The Tupac Amaru or Great Rebellion that shook the viceroyalty between 1780 and 1783 represented a watershed moment for both the Spanish crown and the Limeño elite. Although the rebellion was suffocated and its leaders were executed, the fear of an Indian insurrection lingered. Changes to the military organization of the viceroyalty helped noble families, like the Carrillo de Albornoz, to forge new ties to the Spanish crown by occupying the highest positions in regiments throughout the viceroyalty, particularly in Cuzco, Arequipa, and Trujillo. The succession of rebellions at the beginning of the following century cemented that relationship before two invasions, one in Spain in 1808 and one in Peru in 1820, would break it.
The eighteenth century marked a turning point in the communication system between Spain and America. Traditionally, the Flota de Indias, an armed convoy fleet made the trip from Spain to the ports of Veracruz, Cartagena, and Portobelo in America transporting people and goods twice a year. From Portobelo the Spanish Armada of the South Sea, a galleon fleet, would continue the trip to Peru to retrieve the silver from Potosi. In the eighteenth century a series of international wars and the necessity of improving the commercial relations between Spain and America led the Spanish crown to reform the fleet system. After the destruction of Portobelo in 1739, individual navíos de registro and navíos de aviso were allowed to connect the Viceroyalty of Peru with Spain through Panama or the Cape Horn. While these vessels were smaller than the galleons they were also faster, allowing the correspondence to arrive every two or three months instead of every six months.

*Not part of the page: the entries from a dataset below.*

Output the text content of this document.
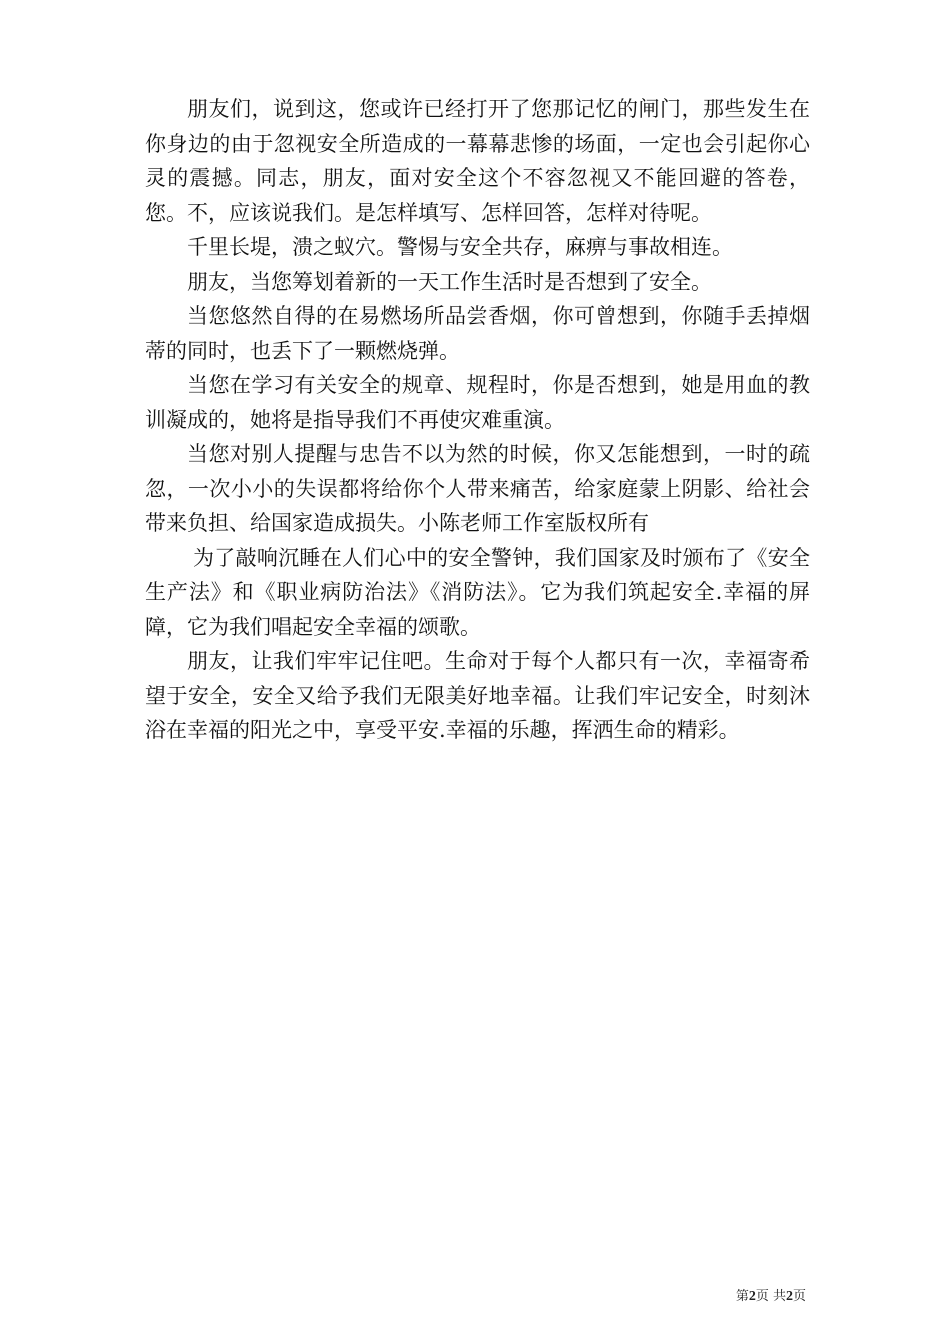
朋友们，说到这，您或许已经打开了您那记忆的闸门，那些发生在你身边的由于忽视安全所造成的一幕幕悲惨的场面，一定也会引起你心灵的震撼。同志，朋友，面对安全这个不容忽视又不能回避的答卷，您。不，应该说我们。是怎样填写、怎样回答，怎样对待呢。

千里长堤，溃之蚁穴。警惕与安全共存，麻痹与事故相连。

朋友，当您筹划着新的一天工作生活时是否想到了安全。

当您悠然自得的在易燃场所品尝香烟，你可曾想到，你随手丢掉烟蒂的同时，也丢下了一颗燃烧弹。

当您在学习有关安全的规章、规程时，你是否想到，她是用血的教训凝成的，她将是指导我们不再使灾难重演。

当您对别人提醒与忠告不以为然的时候，你又怎能想到，一时的疏忽，一次小小的失误都将给你个人带来痛苦，给家庭蒙上阴影、给社会带来负担、给国家造成损失。小陈老师工作室版权所有

为了敲响沉睡在人们心中的安全警钟，我们国家及时颁布了《安全生产法》和《职业病防治法》《消防法》。它为我们筑起安全.幸福的屏障，它为我们唱起安全幸福的颂歌。

朋友，让我们牢牢记住吧。生命对于每个人都只有一次，幸福寄希望于安全，安全又给予我们无限美好地幸福。让我们牢记安全，时刻沐浴在幸福的阳光之中，享受平安.幸福的乐趣，挥洒生命的精彩。

第2页 共2页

To avoid the dangers of maritime travel that included imperial wars, shipwrecks, and corsairs, merchants and elite families implemented new practices that could help in the delivery of correspondence. In some cases they sent several copies of the same letter in different vessels. In other cases they copied significant parts of a letter into another letter directed to relatives or friends. This would insure the information reached their addressees even if one letter was lost. Moreover, since letters were traditionally read out loud among members of a family and/or very close acquaintances, the information contained in the letters was not private, and it could reach a wider public beyond the family. Finally, as is the case with the Montemar letters, many times the letters were numbered, signaling that individuals kept record of how many letters they were sending and to whom. The greater speed and frequency of correspondence would have a significant impact on the contents of the letters.